Prototype - C.B.E. Badge:

Far out!  Drinking out of a cup is something we take for granted, but in space, nothing is simple.  Until recently, astronauts have had to drink from tubes inserted into special beverage pouches.  Then, some engineers came up with an idea for a specially-shaped cup that uses principles of physics to keep liquid from floating away in the zero-gravity environment of the International Space Station.  In 2015, astronauts on the ISS began using 3D printed prototypes of the cup as part of the Capillary Beverage Experiment (C.B.E.).  

Test - Waymo Badge:

Now you get the picture…testing is very important!  How else will you know that your idea solves your problem (and doesn’t cause unintended consequences)?  In 2009 Google began testing concepts for a self-driving car, beginning with a retrofitted Prius operating on rural roads.  As their design evolved, their testing became more sophisticated, moving onto highways and then to more complex urban environments.  The self-driving car project, which Google spun off as an independent company called Waymo, has advanced its design so far that they are now conducting a public test of self-driving cars with residents of Phoenix, AZ.

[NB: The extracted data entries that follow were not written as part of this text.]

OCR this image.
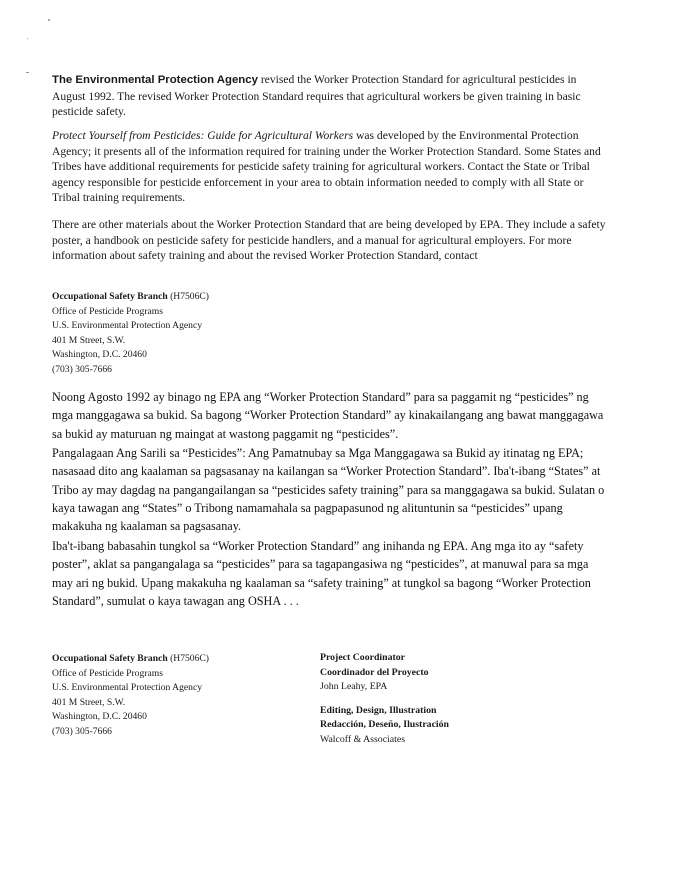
The Environmental Protection Agency revised the Worker Protection Standard for agricultural pesticides in August 1992. The revised Worker Protection Standard requires that agricultural workers be given training in basic pesticide safety.

Protect Yourself from Pesticides: Guide for Agricultural Workers was developed by the Environmental Protection Agency; it presents all of the information required for training under the Worker Protection Standard. Some States and Tribes have additional requirements for pesticide safety training for agricultural workers. Contact the State or Tribal agency responsible for pesticide enforcement in your area to obtain information needed to comply with all State or Tribal training requirements.

There are other materials about the Worker Protection Standard that are being developed by EPA. They include a safety poster, a handbook on pesticide safety for pesticide handlers, and a manual for agricultural employers. For more information about safety training and about the revised Worker Protection Standard, contact

Occupational Safety Branch (H7506C)
Office of Pesticide Programs
U.S. Environmental Protection Agency
401 M Street, S.W.
Washington, D.C. 20460
(703) 305-7666

Noong Agosto 1992 ay binago ng EPA ang “Worker Protection Standard” para sa paggamit ng “pesticides” ng mga manggagawa sa bukid. Sa bagong “Worker Protection Standard” ay kinakailangang ang bawat manggagawa sa bukid ay maturuan ng maingat at wastong paggamit ng “pesticides”.

Pangalagaan Ang Sarili sa “Pesticides”: Ang Pamatnubay sa Mga Manggagawa sa Bukid ay itinatag ng EPA; nasasaad dito ang kaalaman sa pagsasanay na kailangan sa “Worker Protection Standard”. Iba't-ibang “States” at Tribo ay may dagdag na pangangailangan sa “pesticides safety training” para sa manggagawa sa bukid. Sulatan o kaya tawagan ang “States” o Tribong namamahala sa pagpapasunod ng alituntunin sa “pesticides” upang makakuha ng kaalaman sa pagsasanay.

Iba't-ibang babasahin tungkol sa “Worker Protection Standard” ang inihanda ng EPA. Ang mga ito ay “safety poster”, aklat sa pangangalaga sa “pesticides” para sa tagapangasiwa ng “pesticides”, at manuwal para sa mga may ari ng bukid. Upang makakuha ng kaalaman sa “safety training” at tungkol sa bagong “Worker Protection Standard”, sumulat o kaya tawagan ang OSHA . . .

Occupational Safety Branch (H7506C)
Office of Pesticide Programs
U.S. Environmental Protection Agency
401 M Street, S.W.
Washington, D.C. 20460
(703) 305-7666
Project Coordinator
Coordinador del Proyecto
John Leahy, EPA
Editing, Design, Illustration
Redacción, Deseño, Ilustración
Walcoff & Associates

DT Philly - StoryCorps Badge:

Hooray—you are on your way to getting your story out!  You want your audience to empathize with the people you are designing for, and to understand the steps, goals, and outcomes of your design process and solution.  Take a page from StoryCorps, an organization that collects and shares stories to help people understand one another’s experiences and perspectives.  Story Corps uses audio recordings, pictures, and animations to bring stories to life.  How will you tell the story of your project?

To earn this badge, collaborate on a task with a mentor or design consultant.